Whenever I receive informative, yet interesting emails pertaining to health, I save them in a folder. I was going back through them this morning, and one particularly caught my attention. Here are a few ways from a newsletter I received to slowly transition your children into becoming health conscious, hopefully for the rest of their lives.
Disguising Nutrition for Kids
. Add finely chopped cooked organic vegetables to soups. Puree organic vegetables and add to chili or spaghetti sauce.
. Hide organic veggies in casseroles, soups and main dishes.
. Add grated carrots (or other veggies) to tuna or chicken salad.
. Add freshly juiced carrot juice to store bought vegetable or tomato juice.
. Put organic vegetables in a food processor and add to hamburger patties, meatballs or meatloaf.
. Take the kids shopping with you and let THEM pick out a new fruit or vegetable to try.
. Finely grate zucchini or carrots and add to pancake batter or muffin batter.
. Serve raw organic vegetables with a favorite dip. Let the kids graze on these all day.
. Mix organic peanut butter with freshly ground nuts and serve with celery, apples, carrots, etc.
. Use whole grain bread for grilled cheese sandwiches; toasting hides the color of the bread.
. Switch from white bread to 50% whole wheat bread for one month, and then introduce whole-grain bread. You can make a sandwich using one slice of the 50% bread and one slice of the whole-grain bread. Put the lighter bread on the top and try to "fool" your kids!
. Most children will eat a meal that they helped to prepare, allow them to participate!
. Let them make cookies with you. Use whole wheat and carob chips and they won't know the difference, especially if they are the ones making the cookies. There aren't many children who will not eat what they make.
. Sneak some whole-grain cookies into a bag of favorite mixed cookies, and eventually switch them to 100% whole grain.
. Use cookie cutters to make fun sandwiches with whole-grain bread.
. Mix wholegrain noodles into regular spaghetti or macaroni and cheese dishes.
. Mix soaked soy bits or crumbled tofu in the ground beef.

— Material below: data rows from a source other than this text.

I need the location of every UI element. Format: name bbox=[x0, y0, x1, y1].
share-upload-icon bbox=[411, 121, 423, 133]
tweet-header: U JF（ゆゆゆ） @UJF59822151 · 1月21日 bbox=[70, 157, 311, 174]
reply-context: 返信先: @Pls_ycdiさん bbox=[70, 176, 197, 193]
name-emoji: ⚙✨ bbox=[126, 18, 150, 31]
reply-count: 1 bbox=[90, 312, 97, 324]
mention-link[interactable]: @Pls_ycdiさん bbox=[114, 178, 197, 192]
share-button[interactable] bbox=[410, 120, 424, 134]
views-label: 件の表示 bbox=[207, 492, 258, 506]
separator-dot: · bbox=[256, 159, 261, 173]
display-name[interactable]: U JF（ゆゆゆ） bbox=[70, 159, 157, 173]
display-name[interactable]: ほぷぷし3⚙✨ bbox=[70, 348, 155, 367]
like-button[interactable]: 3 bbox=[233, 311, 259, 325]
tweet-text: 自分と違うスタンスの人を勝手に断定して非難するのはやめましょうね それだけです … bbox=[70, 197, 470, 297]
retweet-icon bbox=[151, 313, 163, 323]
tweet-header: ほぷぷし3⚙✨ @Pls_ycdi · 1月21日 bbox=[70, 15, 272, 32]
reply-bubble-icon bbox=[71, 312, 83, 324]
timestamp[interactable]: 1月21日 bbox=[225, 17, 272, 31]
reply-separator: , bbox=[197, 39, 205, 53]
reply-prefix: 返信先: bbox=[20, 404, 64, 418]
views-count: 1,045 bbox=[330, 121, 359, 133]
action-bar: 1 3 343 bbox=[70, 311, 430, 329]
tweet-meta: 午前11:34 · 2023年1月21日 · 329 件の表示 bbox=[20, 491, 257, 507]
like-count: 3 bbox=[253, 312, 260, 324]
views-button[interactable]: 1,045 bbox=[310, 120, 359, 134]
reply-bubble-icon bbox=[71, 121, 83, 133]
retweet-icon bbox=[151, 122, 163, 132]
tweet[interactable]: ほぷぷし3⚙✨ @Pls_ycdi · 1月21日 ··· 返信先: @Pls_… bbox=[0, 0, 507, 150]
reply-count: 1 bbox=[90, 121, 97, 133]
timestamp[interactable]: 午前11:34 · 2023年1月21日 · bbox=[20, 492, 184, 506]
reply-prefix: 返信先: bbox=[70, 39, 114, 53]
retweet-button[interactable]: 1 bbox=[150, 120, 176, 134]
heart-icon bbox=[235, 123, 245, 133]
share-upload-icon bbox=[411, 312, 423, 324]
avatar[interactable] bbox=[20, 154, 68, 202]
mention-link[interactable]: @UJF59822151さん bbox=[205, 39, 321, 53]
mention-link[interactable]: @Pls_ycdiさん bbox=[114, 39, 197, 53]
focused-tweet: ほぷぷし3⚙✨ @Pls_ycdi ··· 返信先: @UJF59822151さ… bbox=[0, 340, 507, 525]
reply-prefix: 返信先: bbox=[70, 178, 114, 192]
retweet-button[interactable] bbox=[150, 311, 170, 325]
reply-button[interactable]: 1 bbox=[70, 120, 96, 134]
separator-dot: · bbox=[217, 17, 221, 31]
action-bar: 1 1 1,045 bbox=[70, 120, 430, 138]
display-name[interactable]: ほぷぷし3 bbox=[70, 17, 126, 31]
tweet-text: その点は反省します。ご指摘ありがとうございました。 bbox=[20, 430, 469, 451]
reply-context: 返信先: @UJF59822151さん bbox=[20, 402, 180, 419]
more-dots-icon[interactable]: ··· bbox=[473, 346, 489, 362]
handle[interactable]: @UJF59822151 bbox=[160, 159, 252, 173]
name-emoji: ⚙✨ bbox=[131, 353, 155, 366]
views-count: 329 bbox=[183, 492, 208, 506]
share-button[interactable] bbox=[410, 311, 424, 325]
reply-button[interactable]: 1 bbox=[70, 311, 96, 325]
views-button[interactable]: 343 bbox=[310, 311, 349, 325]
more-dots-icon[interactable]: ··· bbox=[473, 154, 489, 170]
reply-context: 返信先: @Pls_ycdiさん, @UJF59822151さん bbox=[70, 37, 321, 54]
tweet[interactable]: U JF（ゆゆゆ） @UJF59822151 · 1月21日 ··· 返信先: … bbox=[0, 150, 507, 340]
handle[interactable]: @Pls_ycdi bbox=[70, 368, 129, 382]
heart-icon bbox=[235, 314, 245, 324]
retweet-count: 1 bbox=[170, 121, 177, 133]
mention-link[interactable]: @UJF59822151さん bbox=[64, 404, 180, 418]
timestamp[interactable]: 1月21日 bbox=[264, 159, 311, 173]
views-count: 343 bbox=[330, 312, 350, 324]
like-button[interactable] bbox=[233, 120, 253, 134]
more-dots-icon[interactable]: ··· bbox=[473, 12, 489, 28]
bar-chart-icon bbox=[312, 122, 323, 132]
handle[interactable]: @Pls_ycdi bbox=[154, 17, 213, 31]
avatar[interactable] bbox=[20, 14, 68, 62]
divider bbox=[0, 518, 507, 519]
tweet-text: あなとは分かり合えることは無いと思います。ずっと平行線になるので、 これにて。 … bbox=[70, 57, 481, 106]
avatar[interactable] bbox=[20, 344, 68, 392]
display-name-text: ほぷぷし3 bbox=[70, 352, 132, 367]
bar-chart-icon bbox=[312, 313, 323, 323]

Slowly increase the soy/ground beef ratio in meals over time and they won't notice that they are eating soy bits instead of ground beef. This works well in chili, spaghetti sauce, sloppy joes, casseroles, soups, etc.
. Trying to wean off of dairy-based milk? Try GRADUALLY adding soy/almond/rice milk to regular milk until one day, all of a sudden, without them realizing it, they are drinking a "dairy alternative!"
. When you need food for the road, try fresh or dried fruit, olives, trail mix, granola, popcorn, crackers, applesauce cups, nuts and seeds, and homemade energy bars. For protein-rich snacks, try a variety of nut butters, hummus, and soy products.
I know this may seem like a lot to take in, but even if you try one of these tips a day, within a few weeks, you will feel so much better knowing all the nutrition your children are now getting. Hope this helps and everyone have a great start to your week!